News of a female appearing on a golf course south of Sheffield in May 1990 and showing very well, was our first chance to see this sought after rare Falcon. A hot sunny Sunday morning (27 May) just over the South Yorkshire/Derbyshire county border into Derbyshire at Unstone, Dronfield and the 'Red-foot' was working its way along the fence line by a path near the golf course. What I do remember is that at one stage it kept coming closer to the birders and wasn't fazed by its admirers. I took a few photos below and it was nice to get the subject matter in range of the 500mm Mirror Lens. You may have guessed the lens type from the doughnut rings.

Red-footed Falcon (female), nr Dronfield, Derbys. 27 May 1990

Seen a dozen more Red-footed Falcons here in GB all bar one in the Spring, the exception being an immature male present in Lincolnshire one August...and its underwing looked barred. However, the first one still ranks as the best, probably because it was my first sighting, but this combined with the fantastic views that allowed for a nice study of its behaviour and plumage. Was it an adult or (advanced) immature female? Not the greatest of photos, it looks mature in the main but just about remember the presence of some brown amongst the blue upperwing feathers that may be discernible above.

Here's hoping for another irruption just like in Spring 1992.

Red-footed Falcon (male), Deeping Fen, Lincs. August 2003

Red-footed Falcon (female), Ingleby, Derbys. 24 May 2008

Red-footed Falcon (male), Rendlesham Forest, Suffolk. 04 May 2019

I've seen this species on a few occasions away from GB over on Cyprus, notably in Sep/Oct 2014 and October 2017.

In Sep/Oct 2014 there were many Red-footed Falcons staging in the southern coastal fields near Mandria, a favoured spot for them on autumn passage. Timing is crucial here, their appearance at and departure from a staging site can be unpredictable. I was lucky to share an amazing birding spectacle with other birders as it unfolded one afternoon. Scanning from the church by the coast around 30 Red-footed Falcons could be seen sat in the furrowed fields or hanging in the wind looking for food. Most being female or juveniles with a few adult males present as well. An impressive number but only when the birds were spooked did the true number reveal themselves with at least 200 airborne, a sight stretching back a mile or so towards the village.

Red-footed Falcons Mandria, Cyprus, Sep/Oct 2014

In Oct 2017 a dozen or so were present in the same fields near Mandria but at distance. In the evening, a few miles inland above Paphos Plain at Asprokremmos Dam, 4 Red-footed Falcons were hunting insects along the road leading in from the south, and barely above head height.
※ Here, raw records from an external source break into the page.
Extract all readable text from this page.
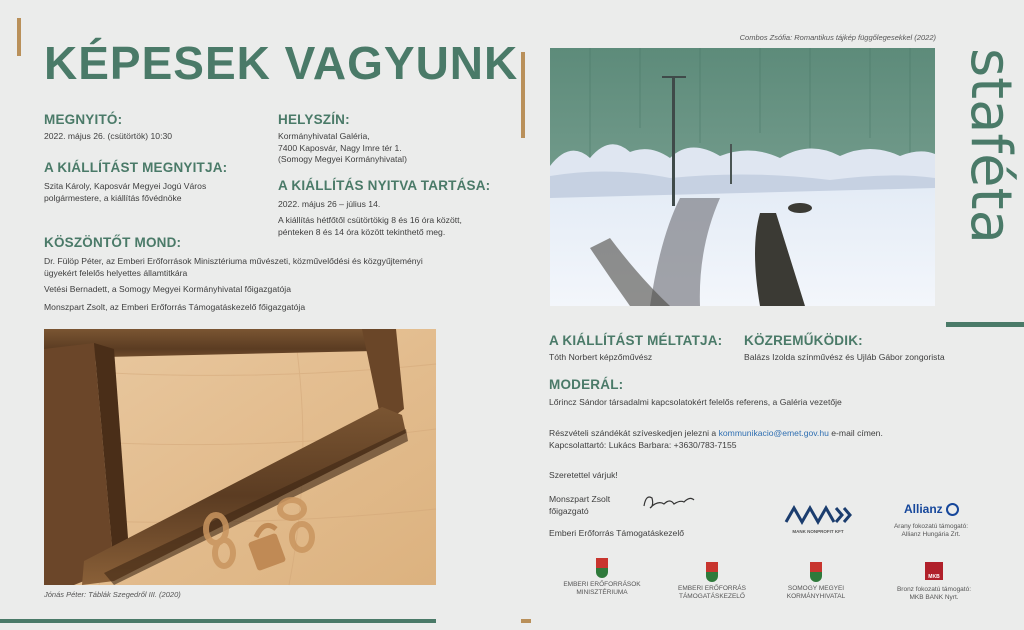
KÉPESEK VAGYUNK
MEGNYITÓ:
2022. május 26. (csütörtök) 10:30
HELYSZÍN:
Kormányhivatal Galéria,
7400 Kaposvár, Nagy Imre tér 1.
(Somogy Megyei Kormányhivatal)
A KIÁLLÍTÁST MEGNYITJA:
Szita Károly, Kaposvár Megyei Jogú Város
polgármestere, a kiállítás fővédnöke
A KIÁLLÍTÁS NYITVA TARTÁSA:
2022. május 26 – július 14.
A kiállítás hétfőtől csütörtökig 8 és 16 óra között,
pénteken 8 és 14 óra között tekinthető meg.
KÖSZÖNTŐT MOND:
Dr. Fülöp Péter, az Emberi Erőforrások Minisztériuma művészeti, közművelődési és közgyűjteményi
ügyekért felelős helyettes államtitkára
Vetési Bernadett, a Somogy Megyei Kormányhivatal főigazgatója
Monszpart Zsolt, az Emberi Erőforrás Támogatáskezelő főigazgatója
Jónás Péter: Táblák Szegedről III. (2020)
Combos Zsófia: Romantikus tájkép függőlegesekkel (2022)
staféta
A KIÁLLÍTÁST MÉLTATJA:
Tóth Norbert képzőművész
KÖZREMŰKÖDIK:
Balázs Izolda színművész és Ujláb Gábor zongorista
MODERÁL:
Lőrincz Sándor társadalmi kapcsolatokért felelős referens, a Galéria vezetője
Részvételi szándékát szíveskedjen jelezni a kommunikacio@emet.gov.hu e-mail címen.
Kapcsolattartó: Lukács Barbara: +3630/783-7155
Szeretettel várjuk!
Monszpart Zsolt
főigazgató
Emberi Erőforrás Támogatáskezelő	MANK NONPROFIT KFT
Allianz
Arany fokozatú támogató:
Allianz Hungária Zrt.
EMBERI ERŐFORRÁSOK
MINISZTÉRIUMA
EMBERI ERŐFORRÁS
TÁMOGATÁSKEZELŐ
SOMOGY MEGYEI
KORMÁNYHIVATAL
MKB
Bronz fokozatú támogató:
MKB BANK Nyrt.
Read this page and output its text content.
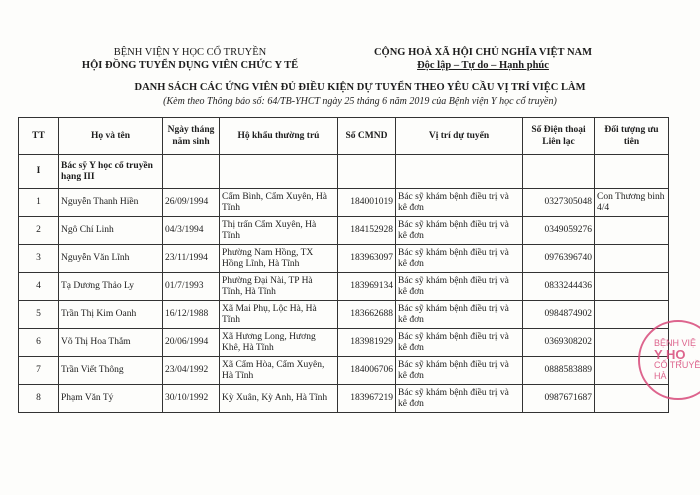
BỆNH VIỆN Y HỌC CỔ TRUYỀN
HỘI ĐỒNG TUYỂN DỤNG VIÊN CHỨC Y TẾ
CỘNG HOÀ XÃ HỘI CHỦ NGHĨA VIỆT NAM
Độc lập – Tự do – Hạnh phúc
DANH SÁCH CÁC ỨNG VIÊN ĐỦ ĐIỀU KIỆN DỰ TUYỂN THEO YÊU CẦU VỊ TRÍ VIỆC LÀM
(Kèm theo Thông báo số: 64/TB-YHCT ngày 25 tháng 6 năm 2019 của Bệnh viện Y học cổ truyền)
TT	Họ và tên	Ngày tháng năm sinh	Hộ khẩu thường trú	Số CMND	Vị trí dự tuyển	Số Điện thoại Liên lạc	Đối tượng ưu tiên
I	Bác sỹ Y học cổ truyền hạng III						
1	Nguyễn Thanh Hiền	26/09/1994	Cẩm Bình, Cẩm Xuyên, Hà Tĩnh	184001019	Bác sỹ khám bệnh điều trị và kê đơn	0327305048	Con Thương binh 4/4
2	Ngô Chí Linh	04/3/1994	Thị trấn Cẩm Xuyên, Hà Tĩnh	184152928	Bác sỹ khám bệnh điều trị và kê đơn	0349059276	
3	Nguyễn Văn Lĩnh	23/11/1994	Phường Nam Hồng, TX Hồng Lĩnh, Hà Tĩnh	183963097	Bác sỹ khám bệnh điều trị và kê đơn	0976396740	
4	Tạ Dương Thảo Ly	01/7/1993	Phường Đại Nài, TP Hà Tĩnh, Hà Tĩnh	183969134	Bác sỹ khám bệnh điều trị và kê đơn	0833244436	
5	Trần Thị Kim Oanh	16/12/1988	Xã Mai Phụ, Lộc Hà, Hà Tĩnh	183662688	Bác sỹ khám bệnh điều trị và kê đơn	0984874902	
6	Võ Thị Hoa Thắm	20/06/1994	Xã Hương Long, Hương Khê, Hà Tĩnh	183981929	Bác sỹ khám bệnh điều trị và kê đơn	0369308202	
7	Trần Viết Thông	23/04/1992	Xã Cẩm Hòa, Cẩm Xuyên, Hà Tĩnh	184006706	Bác sỹ khám bệnh điều trị và kê đơn	0888583889	
8	Phạm Văn Tý	30/10/1992	Kỳ Xuân, Kỳ Anh, Hà Tĩnh	183967219	Bác sỹ khám bệnh điều trị và kê đơn	0987671687	
BỆNH VIỆ
Y HỌ
CỔ TRUYỀ
HÀ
A Hobby joined them and gave an excellent opportunity to study the two species hunting flights. The 'Red-foots' were unpredictable, each moving like like an unleashed flying clockwork toy whereas the Hobby curved out a regular flight path in search of the dragonflies on offer. It was easier to track onto the Hobby when trying to video the spectacle. Video footage from about half way in at Birding Cyprus (October 2017). Enjoy.